Contra o Luciferianismo

By | 10 de setembro de 2018

Lúcifer é tradicionalmente o nome dado a Satanás. Nas Escrituras, porém, esse nome não existe. O nome é uma adaptação simbólica de uma tradução bíblica. Em ‘Is 14,12‘ é dito: “Como você caiu do céu, estrela da manhã, filho da aurora![…]”. Em Hebraico, a ‘estrela da manhã’ é ‘Heylel‘ (הֵילֵל). Essa palavra foi traduzida por São Jerônimo como ‘lucifer’, que significa exatamente essa estrela brilhante da manhã, a estrela d’alva. Note que São Jerônimo não traduz como um nome próprio de uma pessoa, mas como a palavra que descreve a estrela de luz.

Apenas bem mais tarde essa palavra começaria a ter o significado do nome de Satanás atrelado a ela, pois Isaías fala da ousadia de quem deseja tomar o lugar de Deus (especialmente quando se lê ‘Is 14,14‘). Feito isso, foi questão de se voltar até essa palavra, lucifer, e torná-la um nome próprio. De fato, essa palavra só seria traduzida como Lúcifer (o nome próprio de Satanás) na versão ‘King James Version’ (KJV), a mais popular tradução protestante da Bíblia.

Inicialmente tido como uma referência a um rei babilônico, depois da KJV, interpretar e traduzir a passagem de ‘Is 14,12‘ se referindo a Satanás se tornou razoavelmente comum em certos círculos. Antes disso, no entanto, a Igreja Católica jamais traduziu dessa forma. Os Pais da Igreja não usavam o nome Lúcifer para se referir a Satanás. Alguns autores afirmam que os Pais mais tardios usavam como uma expressão para simbolizar a queda de Satanás como uma estrela cadente, alguém que foi da grandeza do seu brilho como o grande anjo para se tornar o maior demônio (Petavius, De Angelis, III, iii, 4).

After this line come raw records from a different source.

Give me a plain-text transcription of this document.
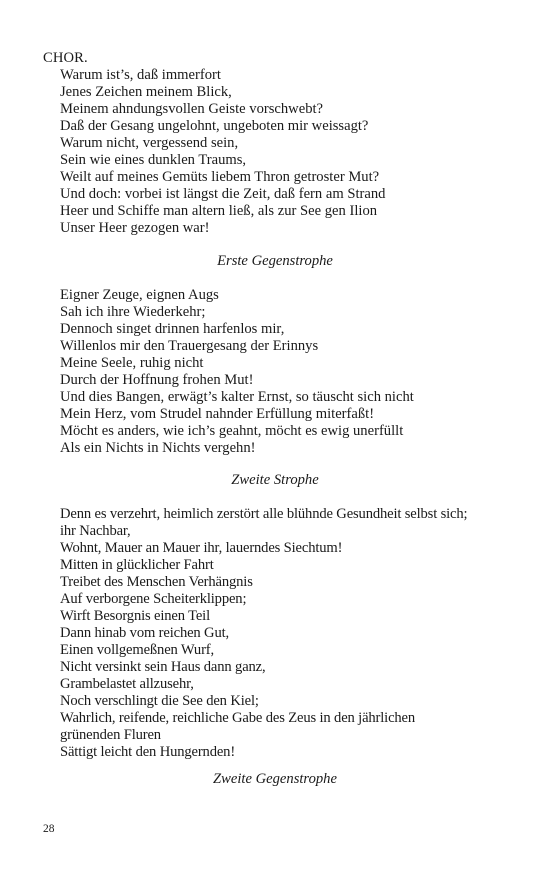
CHOR.
Warum ist’s, daß immerfort
Jenes Zeichen meinem Blick,
Meinem ahndungsvollen Geiste vorschwebt?
Daß der Gesang ungelohnt, ungeboten mir weissagt?
Warum nicht, vergessend sein,
Sein wie eines dunklen Traums,
Weilt auf meines Gemüts liebem Thron getroster Mut?
Und doch: vorbei ist längst die Zeit, daß fern am Strand
Heer und Schiffe man altern ließ, als zur See gen Ilion
Unser Heer gezogen war!
Erste Gegenstrophe
Eigner Zeuge, eignen Augs
Sah ich ihre Wiederkehr;
Dennoch singet drinnen harfenlos mir,
Willenlos mir den Trauergesang der Erinnys
Meine Seele, ruhig nicht
Durch der Hoffnung frohen Mut!
Und dies Bangen, erwägt’s kalter Ernst, so täuscht sich nicht
Mein Herz, vom Strudel nahnder Erfüllung miterfaßt!
Möcht es anders, wie ich’s geahnt, möcht es ewig unerfüllt
Als ein Nichts in Nichts vergehn!
Zweite Strophe
Denn es verzehrt, heimlich zerstört alle blühnde Gesundheit selbst sich;
ihr Nachbar,
Wohnt, Mauer an Mauer ihr, lauerndes Siechtum!
Mitten in glücklicher Fahrt
Treibet des Menschen Verhängnis
Auf verborgene Scheiterklippen;
Wirft Besorgnis einen Teil
Dann hinab vom reichen Gut,
Einen vollgemeßnen Wurf,
Nicht versinkt sein Haus dann ganz,
Grambelastet allzusehr,
Noch verschlingt die See den Kiel;
Wahrlich, reifende, reichliche Gabe des Zeus in den jährlichen
grünenden Fluren
Sättigt leicht den Hungernden!
Zweite Gegenstrophe
28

De fato, havia um conhecido Lúcifer entre os mais famosos Pais da Igreja. Lúcifer de Cagliari (Lúcifer Calaritano) foi bispo de Cagliari, na Sardenha. Sua história é controversa pela briga entre algumas fontes e até mesmo sobre o seu legado. Mas uma parte dela está além de qualquer disputa, pois temos escritos como o de São Jerônimo, ‘Diálogo Conta os Luciferianos‘, que está além de qualquer controvérsia.

O que sabemos sobre Lúcifer de Cagliari e o movimento que dele adveio, a partir de São Jerônimo e outros, é que ele foi um dos mais brilhantes defensores da ortodoxia em dado momento. Em sua época (sabe-se apenas que ele morreu em 370 ou 371AD), o Arianismo era o grande inimigo da ortodoxia católica. O Arianismo negava a divindade de Cristo. Para Arius, Cristo não era da mesma essência, natureza ou substância do Pai. Essa heresia terrível duraria por muito tempo e faria enorme estrago, pois muitos bispos aderiram a ela. O famoso Concílio de Nicéia foi convocado exatamente para combater essa idéia e unificar a doutrina.

Durante alguns anos, bispos arianos se uniriam entre si ou mesmo com ajuda do governo secular (o que fazia deles muito poderosos) e afastariam bispos ortodoxos e santos. Um desses foi o grande Santo Atanásio, conhecido como pilar da ortodoxia do oriente e reverenciado por toda a cristandade. Lúcifer de Cagliari foi o grande defensor de Atanásio no Concílio de Milão (355AD). Eviado pelo Papa Libério, Lúcifer foi até o imperador Constâncio II (um apoiador do arianismo) para impedir que sua trama com os bispos arianos exilasse em definitivo Santo Atanásio. Segundo alguns autores, sem a apaixonada defesa de Lúcifer contra os Arianos, Santo Atanásio teria sido exilado ou morto. Bispos arianos foram finalmente afastados ou exilados.

Juliano, o Apóstata, sucedeu Constâncio II e permitiu a volta de muitos bispos arianos. O que acontece em seguida é um momento fundamental para um estudo da ortodoxia na Igreja. Se para uns parece mero movimento político, na verdade, envolve história e teologia.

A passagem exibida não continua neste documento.